8. Canadian engineering has three levels. Technician (1-2 years of post-secondary education), technologist (2-3 years of post-secondary education), and engineer (4+ years of post-secondary education). Typically these roles are not interchangeable. It's very difficult to transition from one to the other without going back to school. The education (there may be exceptions) levels are not stepping stones. Technician can ladder into technologist, but technologist to engineer often means 4 more years of school. Maybe this will start to break the different SWE roles up.

9. Anyway, this is probably all for the betterment of employees working in tech, so it's commendable that some in such an envious position are leading the charge. If this is the start of "professionalizing" tech, then it'll be interesting to see how this impacts innovation (no more move fast and break things) and educational / meritocratic diversity in the long-run (professionals require licensing and other credentials). Maybe that would be the big kicker to make an impact in the outrageous costs of US higher education.

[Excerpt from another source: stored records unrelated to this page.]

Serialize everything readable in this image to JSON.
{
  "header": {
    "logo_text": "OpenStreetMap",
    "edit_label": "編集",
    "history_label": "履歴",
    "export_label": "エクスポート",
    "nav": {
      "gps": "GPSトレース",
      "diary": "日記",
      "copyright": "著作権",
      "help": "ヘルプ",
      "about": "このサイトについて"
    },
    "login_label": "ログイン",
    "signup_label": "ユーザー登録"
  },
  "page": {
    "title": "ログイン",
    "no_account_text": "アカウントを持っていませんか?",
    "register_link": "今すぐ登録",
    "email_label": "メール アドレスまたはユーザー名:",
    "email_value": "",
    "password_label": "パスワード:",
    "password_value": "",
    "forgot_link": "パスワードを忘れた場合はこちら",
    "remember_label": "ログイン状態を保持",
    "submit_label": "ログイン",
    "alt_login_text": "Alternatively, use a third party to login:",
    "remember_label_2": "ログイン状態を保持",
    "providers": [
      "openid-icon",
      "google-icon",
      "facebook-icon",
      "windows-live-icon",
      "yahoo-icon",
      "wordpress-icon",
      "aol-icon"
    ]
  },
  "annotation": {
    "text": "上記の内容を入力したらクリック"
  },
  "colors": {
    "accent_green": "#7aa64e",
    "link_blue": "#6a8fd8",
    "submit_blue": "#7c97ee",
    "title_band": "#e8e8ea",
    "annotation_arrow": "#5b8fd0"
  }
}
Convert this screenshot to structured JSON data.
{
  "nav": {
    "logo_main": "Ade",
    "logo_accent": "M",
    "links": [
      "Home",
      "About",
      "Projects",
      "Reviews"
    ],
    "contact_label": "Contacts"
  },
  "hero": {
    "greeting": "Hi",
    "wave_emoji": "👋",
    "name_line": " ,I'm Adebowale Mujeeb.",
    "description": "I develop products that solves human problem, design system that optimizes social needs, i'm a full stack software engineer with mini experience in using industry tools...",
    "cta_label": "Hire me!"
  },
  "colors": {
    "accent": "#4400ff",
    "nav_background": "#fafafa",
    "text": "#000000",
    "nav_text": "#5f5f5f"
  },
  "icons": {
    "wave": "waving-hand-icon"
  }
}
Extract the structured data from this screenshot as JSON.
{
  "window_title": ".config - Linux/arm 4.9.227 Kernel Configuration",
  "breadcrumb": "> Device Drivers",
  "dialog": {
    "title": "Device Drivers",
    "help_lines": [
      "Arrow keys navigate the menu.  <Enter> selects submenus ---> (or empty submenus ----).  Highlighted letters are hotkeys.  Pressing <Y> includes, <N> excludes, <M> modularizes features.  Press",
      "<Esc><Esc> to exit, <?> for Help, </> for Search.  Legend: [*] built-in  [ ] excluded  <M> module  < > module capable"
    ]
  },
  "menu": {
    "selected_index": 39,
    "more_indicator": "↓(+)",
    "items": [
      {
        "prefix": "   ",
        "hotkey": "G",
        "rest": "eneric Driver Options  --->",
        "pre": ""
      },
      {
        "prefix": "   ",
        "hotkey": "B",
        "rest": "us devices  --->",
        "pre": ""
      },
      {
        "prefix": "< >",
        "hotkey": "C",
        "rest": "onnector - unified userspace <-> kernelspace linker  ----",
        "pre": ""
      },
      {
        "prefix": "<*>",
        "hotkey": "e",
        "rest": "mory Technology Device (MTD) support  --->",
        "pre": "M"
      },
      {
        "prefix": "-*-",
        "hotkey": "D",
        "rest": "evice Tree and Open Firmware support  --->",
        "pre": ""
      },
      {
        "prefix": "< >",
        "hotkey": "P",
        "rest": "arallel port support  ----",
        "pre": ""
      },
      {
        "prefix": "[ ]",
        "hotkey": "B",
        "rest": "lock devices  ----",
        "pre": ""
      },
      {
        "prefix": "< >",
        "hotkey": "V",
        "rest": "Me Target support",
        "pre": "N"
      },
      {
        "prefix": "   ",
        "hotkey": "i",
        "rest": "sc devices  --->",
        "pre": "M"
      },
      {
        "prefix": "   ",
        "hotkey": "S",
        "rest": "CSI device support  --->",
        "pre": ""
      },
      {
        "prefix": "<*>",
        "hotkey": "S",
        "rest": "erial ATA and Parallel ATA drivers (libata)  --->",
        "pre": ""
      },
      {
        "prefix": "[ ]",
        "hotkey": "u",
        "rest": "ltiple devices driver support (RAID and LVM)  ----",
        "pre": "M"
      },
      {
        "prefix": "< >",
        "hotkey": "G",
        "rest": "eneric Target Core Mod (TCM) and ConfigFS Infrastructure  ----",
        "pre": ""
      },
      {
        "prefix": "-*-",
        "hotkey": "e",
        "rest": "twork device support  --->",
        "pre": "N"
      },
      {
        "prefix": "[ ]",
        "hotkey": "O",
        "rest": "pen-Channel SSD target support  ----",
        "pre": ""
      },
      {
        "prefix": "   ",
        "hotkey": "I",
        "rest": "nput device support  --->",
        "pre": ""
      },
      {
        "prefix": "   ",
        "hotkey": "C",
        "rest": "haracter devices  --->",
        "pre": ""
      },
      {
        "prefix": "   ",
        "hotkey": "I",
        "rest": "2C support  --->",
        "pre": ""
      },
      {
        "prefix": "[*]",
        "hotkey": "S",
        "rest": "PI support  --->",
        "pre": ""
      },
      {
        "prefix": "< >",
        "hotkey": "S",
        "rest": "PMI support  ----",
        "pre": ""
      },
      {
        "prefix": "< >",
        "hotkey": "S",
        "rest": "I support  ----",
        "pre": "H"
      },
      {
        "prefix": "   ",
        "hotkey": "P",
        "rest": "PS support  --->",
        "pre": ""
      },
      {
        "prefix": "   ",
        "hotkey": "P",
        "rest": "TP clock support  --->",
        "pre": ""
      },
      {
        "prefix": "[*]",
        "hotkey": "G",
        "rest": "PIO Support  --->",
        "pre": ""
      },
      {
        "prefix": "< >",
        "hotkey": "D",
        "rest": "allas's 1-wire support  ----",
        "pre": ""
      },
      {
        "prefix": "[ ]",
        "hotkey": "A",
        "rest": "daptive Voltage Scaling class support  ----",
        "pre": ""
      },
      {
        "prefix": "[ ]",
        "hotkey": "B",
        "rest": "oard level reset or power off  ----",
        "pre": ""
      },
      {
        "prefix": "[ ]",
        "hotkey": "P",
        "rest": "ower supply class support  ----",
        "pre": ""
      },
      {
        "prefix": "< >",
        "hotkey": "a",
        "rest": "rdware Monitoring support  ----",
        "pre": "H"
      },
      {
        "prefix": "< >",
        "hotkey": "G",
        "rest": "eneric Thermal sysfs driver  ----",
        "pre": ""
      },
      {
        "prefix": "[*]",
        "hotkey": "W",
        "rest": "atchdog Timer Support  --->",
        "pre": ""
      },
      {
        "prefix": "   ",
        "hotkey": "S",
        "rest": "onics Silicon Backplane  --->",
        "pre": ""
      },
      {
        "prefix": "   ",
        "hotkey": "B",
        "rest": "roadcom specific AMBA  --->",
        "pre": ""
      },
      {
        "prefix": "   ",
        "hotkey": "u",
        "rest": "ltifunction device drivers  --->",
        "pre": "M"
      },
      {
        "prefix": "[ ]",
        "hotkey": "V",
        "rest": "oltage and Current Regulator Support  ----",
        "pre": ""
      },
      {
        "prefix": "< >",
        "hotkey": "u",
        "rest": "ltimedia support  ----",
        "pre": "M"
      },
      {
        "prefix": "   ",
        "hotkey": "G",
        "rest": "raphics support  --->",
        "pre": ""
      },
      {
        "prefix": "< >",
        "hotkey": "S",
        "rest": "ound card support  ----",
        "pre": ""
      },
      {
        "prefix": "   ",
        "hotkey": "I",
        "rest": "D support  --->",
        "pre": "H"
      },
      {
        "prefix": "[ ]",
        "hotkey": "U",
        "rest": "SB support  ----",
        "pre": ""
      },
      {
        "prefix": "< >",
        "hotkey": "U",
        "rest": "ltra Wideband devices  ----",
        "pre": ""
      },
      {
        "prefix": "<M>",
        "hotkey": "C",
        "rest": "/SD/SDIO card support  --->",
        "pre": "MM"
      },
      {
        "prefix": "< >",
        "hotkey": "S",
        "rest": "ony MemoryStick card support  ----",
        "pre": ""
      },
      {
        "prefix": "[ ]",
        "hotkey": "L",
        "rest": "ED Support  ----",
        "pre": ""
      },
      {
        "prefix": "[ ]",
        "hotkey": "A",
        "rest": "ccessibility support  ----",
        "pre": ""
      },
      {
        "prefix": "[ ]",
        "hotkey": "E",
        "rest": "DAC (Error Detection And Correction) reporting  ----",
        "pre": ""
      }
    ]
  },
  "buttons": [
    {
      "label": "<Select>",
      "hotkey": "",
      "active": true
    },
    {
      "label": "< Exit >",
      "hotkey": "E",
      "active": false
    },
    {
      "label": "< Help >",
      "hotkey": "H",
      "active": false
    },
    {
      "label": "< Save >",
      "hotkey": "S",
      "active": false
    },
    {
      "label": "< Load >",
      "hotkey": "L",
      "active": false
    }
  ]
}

10. I hope I'm wrong, but this could be the start of tech salaries in SV (a couple of other American cities and some Canadian cities) regressing to the mean of professional engineers. They are still good salaries, but it's not like you can decide to move to a city and 2-10x your salary / TC like you can with tech and SV. Tech seems to be a good way to have social mobility, but if the salaries regress to the mean, there will be even more inequality and less mobility in America.

[1] https://www.nytimes.com/2019/05/28/technology/google-temp-wo... "As of March, Google worked with roughly 121,000 temps and contractors around the world, compared with 102,000 full-time employees, according to an internal document obtained by The New York Times."